Varel tidak melanjutkan perkataannya. Kami malah terdiam, tenggelam dalam pikiran masing-masing. Yang terdengar saat ini hanya isak tangis Varel yang tak kunjung berhenti.

Seketika, aku terbayang kembali akan masa-masa ketika aku masih berusia 25 tahun. Saat itu aku adalah orang yang paling bahagia di dunia. Mengenal cinta, cinta yang dalam. Dengan orang yang salah. Seorang anak kecil bagai malaikat yang hanya berusia lima tahun kala itu. Kenangan yang sungguh tidak pantas aku ingat kembali.

Sudah tak terhitung berapa kali aku berusaha untuk melupakannya, tetapi sia-sia.

Aku mengeraskan kepalan tanganku, mengutuk diriku kembali.

"Sudahlah, kalian pulang saja dulu, istirahat. Besok kita bicara lagi. Yoga, tenangkan Varel, ya. Jaga, jangan sampai dia minum alkhohol berlebihan."
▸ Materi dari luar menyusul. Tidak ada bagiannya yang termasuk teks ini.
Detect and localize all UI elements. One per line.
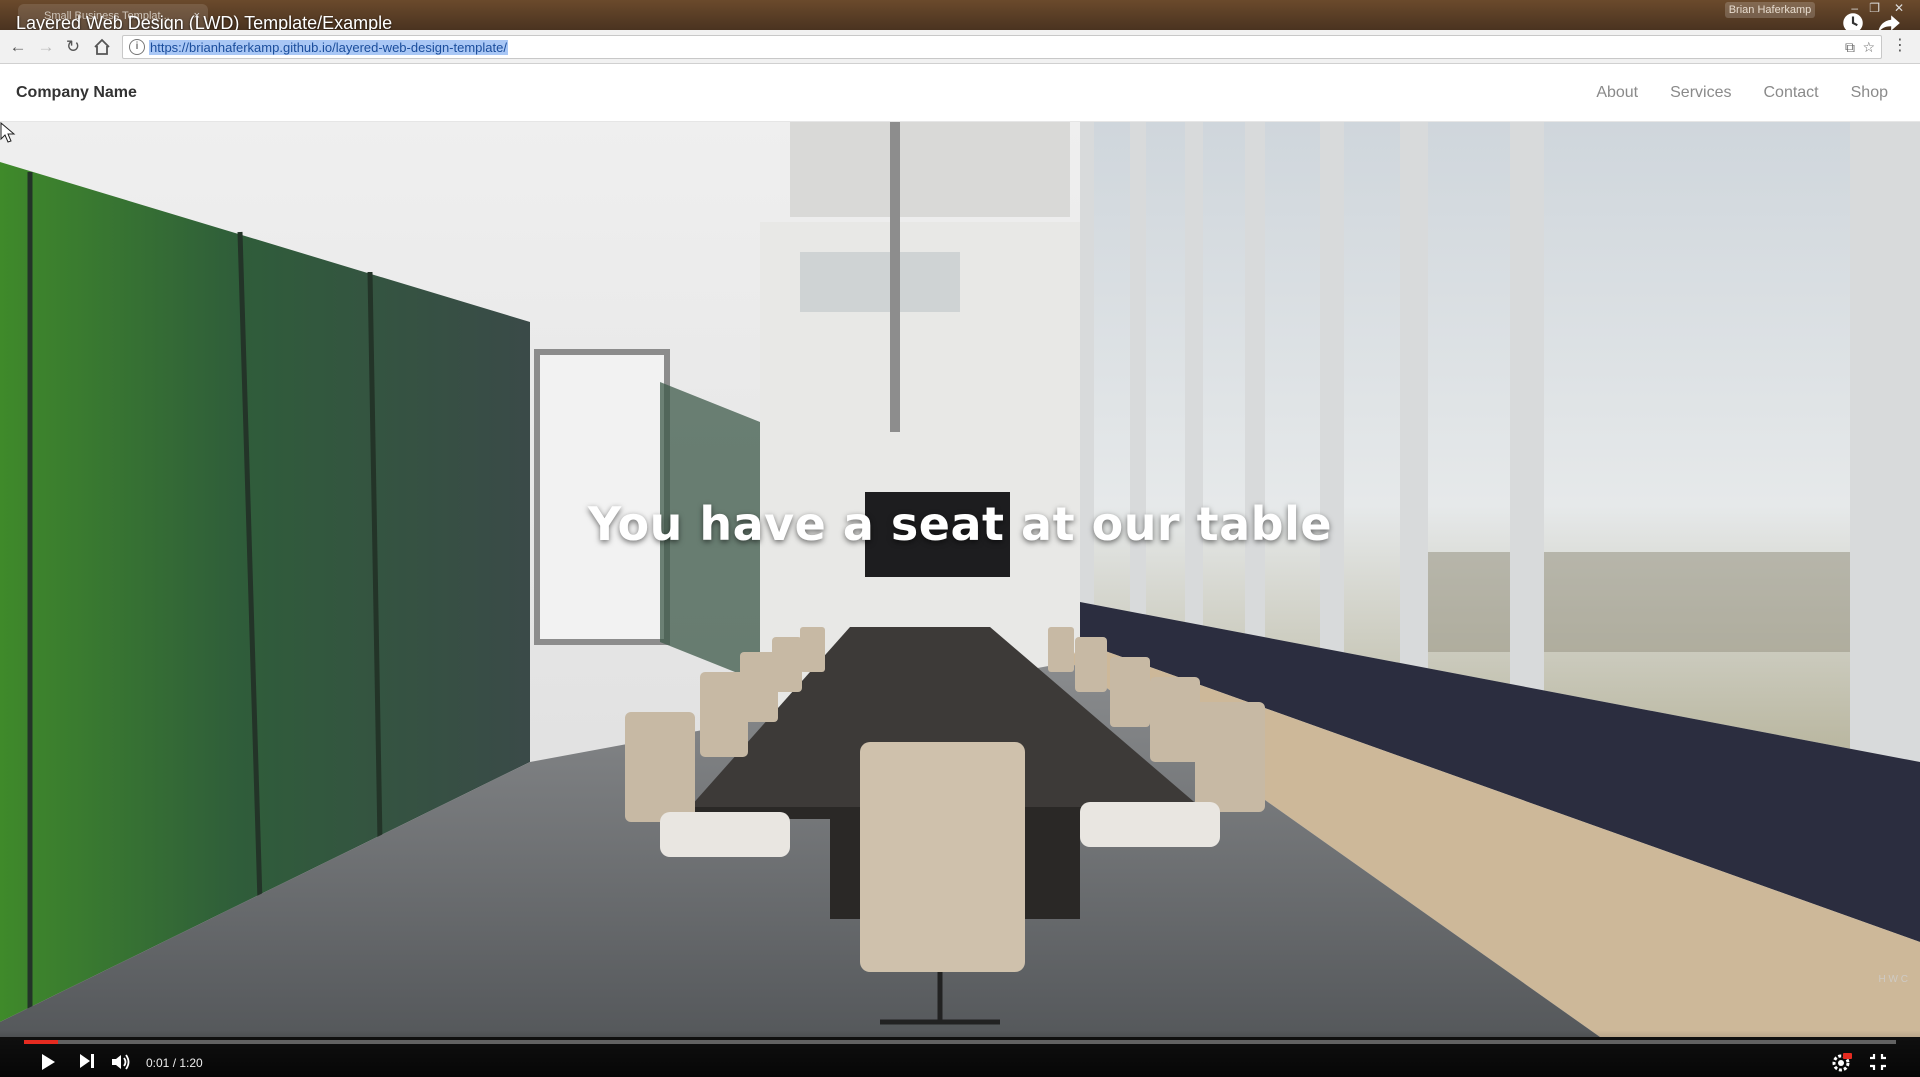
menu-icon[interactable]: ⋮ xyxy=(1892,38,1908,54)
profile-chip[interactable]: Brian Haferkamp xyxy=(1725,2,1815,18)
nav-link-shop[interactable]: Shop xyxy=(1851,84,1888,102)
channel-watermark[interactable]: H W C xyxy=(1879,974,1908,985)
hero-background-image xyxy=(0,122,1920,1037)
star-icon[interactable]: ☆ xyxy=(1862,39,1875,56)
fullscreen-exit-icon[interactable] xyxy=(1868,1052,1888,1072)
reload-icon[interactable]: ↻ xyxy=(63,37,83,57)
hero-heading: You have a seat at our table xyxy=(587,497,1333,551)
forward-icon[interactable]: → xyxy=(36,37,56,57)
site-nav: About Services Contact Shop xyxy=(1596,84,1888,102)
time-display: 0:01 / 1:20 xyxy=(146,1056,203,1070)
progress-fill xyxy=(24,1040,58,1044)
progress-bar[interactable] xyxy=(24,1040,1896,1044)
info-icon[interactable]: i xyxy=(129,39,145,55)
site-header: Company Name About Services Contact Shop xyxy=(0,64,1920,122)
next-icon[interactable] xyxy=(78,1052,96,1070)
video-player-controls: 0:01 / 1:20 xyxy=(0,1030,1920,1077)
browser-toolbar: ← → ↻ i https://brianhaferkamp.github.io… xyxy=(0,30,1920,64)
translate-icon[interactable]: ⧉ xyxy=(1845,39,1855,56)
url-text[interactable]: https://brianhaferkamp.github.io/layered… xyxy=(149,40,508,55)
address-bar[interactable]: i https://brianhaferkamp.github.io/layer… xyxy=(122,35,1882,59)
brand-logo[interactable]: Company Name xyxy=(16,84,137,102)
volume-icon[interactable] xyxy=(110,1052,132,1072)
play-icon[interactable] xyxy=(38,1052,58,1072)
settings-icon[interactable] xyxy=(1830,1052,1852,1074)
nav-link-about[interactable]: About xyxy=(1596,84,1638,102)
hero-section: You have a seat at our table H W C xyxy=(0,122,1920,1037)
mouse-cursor-icon xyxy=(0,122,16,143)
nav-link-services[interactable]: Services xyxy=(1670,84,1731,102)
nav-link-contact[interactable]: Contact xyxy=(1763,84,1818,102)
home-icon[interactable] xyxy=(92,37,112,57)
back-icon[interactable]: ← xyxy=(8,37,28,57)
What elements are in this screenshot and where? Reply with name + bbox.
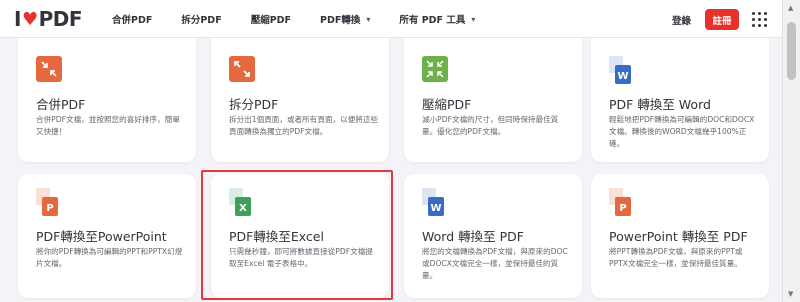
tool-description: 拆分出1個頁面，或者所有頁面，以便將這些頁面轉換為獨立的PDF文檔。 xyxy=(229,115,379,136)
svg-text:W: W xyxy=(617,71,628,82)
excel-icon: X xyxy=(229,188,251,216)
powerpoint-icon: P xyxy=(609,188,631,216)
tool-card-merge-pdf[interactable]: 合併PDF 合併PDF文檔，並按照您的喜好排序，簡單又快捷！ xyxy=(18,38,196,162)
tool-card-compress-pdf[interactable]: 壓縮PDF 減小PDF文檔的尺寸，但同時保持最佳質量。優化您的PDF文檔。 xyxy=(404,38,582,162)
tool-description: 合併PDF文檔，並按照您的喜好排序，簡單又快捷！ xyxy=(36,115,180,136)
word-icon: W xyxy=(422,188,444,216)
apps-grid-icon[interactable] xyxy=(752,12,768,28)
word-icon: W xyxy=(609,56,631,84)
tool-title: 壓縮PDF xyxy=(422,97,472,112)
tool-card-word-to-pdf[interactable]: W Word 轉換至 PDF 將您的文檔轉換為PDF文檔，與原來的DOC或DOC… xyxy=(404,174,582,298)
chevron-down-icon: ▾ xyxy=(366,14,371,24)
tool-title: Word 轉換至 PDF xyxy=(422,229,524,244)
scroll-down-arrow-icon[interactable]: ▼ xyxy=(788,290,793,298)
heart-icon: ♥ xyxy=(21,8,38,30)
register-button[interactable]: 註冊 xyxy=(705,9,739,30)
split-icon xyxy=(229,56,255,82)
tool-description: 只需幾秒鐘，即可將數據直接從PDF文檔提取至Excel 電子表格中。 xyxy=(229,247,373,268)
nav-split-pdf[interactable]: 拆分PDF xyxy=(181,12,221,26)
nav-label: 壓縮PDF xyxy=(250,15,292,26)
tool-card-pdf-to-powerpoint[interactable]: P PDF轉換至PowerPoint 將你的PDF轉換為可編輯的PPT和PPTX… xyxy=(18,174,196,298)
nav-label: PDF轉換 xyxy=(320,15,361,26)
tool-title: 合併PDF xyxy=(36,97,86,112)
merge-icon xyxy=(36,56,62,82)
nav-merge-pdf[interactable]: 合併PDF xyxy=(112,12,152,26)
svg-text:P: P xyxy=(46,203,53,214)
nav-convert-pdf-dropdown[interactable]: PDF轉換 ▾ xyxy=(320,12,371,27)
tool-card-powerpoint-to-pdf[interactable]: P PowerPoint 轉換至 PDF 將PPT轉換為PDF文檔，與原來的PP… xyxy=(591,174,769,298)
logo-text-i: I xyxy=(14,7,21,31)
top-navbar: I ♥ PDF 合併PDF 拆分PDF 壓縮PDF PDF轉換 ▾ 所有 PDF … xyxy=(0,0,782,38)
compress-icon xyxy=(422,56,448,82)
svg-text:X: X xyxy=(239,203,247,214)
logo-text-pdf: PDF xyxy=(38,7,83,31)
svg-text:P: P xyxy=(619,203,626,214)
login-link[interactable]: 登錄 xyxy=(672,13,691,27)
tool-title: PowerPoint 轉換至 PDF xyxy=(609,229,748,244)
tool-title: PDF 轉換至 Word xyxy=(609,97,711,112)
svg-text:W: W xyxy=(430,203,441,214)
scrollbar-thumb[interactable] xyxy=(787,22,796,80)
ilovepdf-logo[interactable]: I ♥ PDF xyxy=(14,7,83,31)
tool-description: 將你的PDF轉換為可編輯的PPT和PPTX幻燈片文檔。 xyxy=(36,247,183,268)
tool-description: 減小PDF文檔的尺寸，但同時保持最佳質量。優化您的PDF文檔。 xyxy=(422,115,559,136)
tool-title: PDF轉換至Excel xyxy=(229,229,324,244)
main-nav: 合併PDF 拆分PDF 壓縮PDF PDF轉換 ▾ 所有 PDF 工具 ▾ xyxy=(112,0,504,38)
tool-description: 將您的文檔轉換為PDF文檔，與原來的DOC或DOCX文檔完全一樣，並保持最佳的質… xyxy=(422,247,568,280)
chevron-down-icon: ▾ xyxy=(471,14,476,24)
scroll-up-arrow-icon[interactable]: ▲ xyxy=(788,4,793,12)
nav-label: 合併PDF xyxy=(112,15,153,26)
powerpoint-icon: P xyxy=(36,188,58,216)
vertical-scrollbar[interactable]: ▲ ▼ xyxy=(782,0,800,302)
tool-card-split-pdf[interactable]: 拆分PDF 拆分出1個頁面，或者所有頁面，以便將這些頁面轉換為獨立的PDF文檔。 xyxy=(211,38,389,162)
nav-label: 所有 PDF 工具 xyxy=(399,15,466,26)
tool-description: 輕鬆地把PDF轉換為可編輯的DOC和DOCX文檔。轉換後的WORD文檔幾乎100… xyxy=(609,115,755,148)
nav-label: 拆分PDF xyxy=(181,15,222,26)
tool-card-pdf-to-excel[interactable]: X PDF轉換至Excel 只需幾秒鐘，即可將數據直接從PDF文檔提取至Exce… xyxy=(211,174,389,298)
nav-compress-pdf[interactable]: 壓縮PDF xyxy=(251,12,291,26)
tool-title: PDF轉換至PowerPoint xyxy=(36,229,167,244)
tool-description: 將PPT轉換為PDF文檔，與原來的PPT或PPTX文檔完全一樣，並保持最佳質量。 xyxy=(609,247,743,268)
nav-all-tools-dropdown[interactable]: 所有 PDF 工具 ▾ xyxy=(399,12,476,27)
tool-card-pdf-to-word[interactable]: W PDF 轉換至 Word 輕鬆地把PDF轉換為可編輯的DOC和DOCX文檔。… xyxy=(591,38,769,162)
tool-title: 拆分PDF xyxy=(229,97,279,112)
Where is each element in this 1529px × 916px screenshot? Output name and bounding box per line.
"Iya, Kak, kami pamit. Kak Rizal juga ya. Tolong jaga kesehatan kakak. Sekali lagi kami minta maaf."

Aku menangguk, "Tolong tutup pintu ruangannya!"

Setelah mereka keluar, kubuka laci meja kerjaku, mengambil sekotak rokok dan pemantik, berjalan ke arah jendela lalu membukanya. Membiarkan angin malam masuk menerpa wajah.

Aku melindungi nyala api dengan tanganku, menjauhkannya dari terpaan angin. Kemudian menyalakan rokokku, mengembus asap isapan pertama.

Aku memang sudah memutuskan berhenti merokok, semenjak aku mulai bangkit dari masa kelamku setelah meninggalkan Willy. Akan tetapi, terkadang aku masih membutuhkannya, terutama pada saat-saat seperti ini.

"Sudah cukup kakak menghukum diri kakak sendiri."

Belum. Belum cukup.

Dengan tidak menghubunginya, mengunci rapat-rapat perasaanku padanya, melupakannya, menahan diriku untuk tidak menjalin hubungan emosional bahkan fisik dengan orang lain selama empat belas tahun ini pun, tidak dapat menampik semua kejadian buruk yang dia alami akibat dari perbuatanku.

Semuanya karena diriku.

Entah bagaimana jadinya nanti. Apakah aku bisa menyembuhkannya?

Harus!

Harus bisa, Rizal!

Iya, harus bisa, dan harus aku.

Aku yang bertanggung jawab penuh atas dirinya saat ini.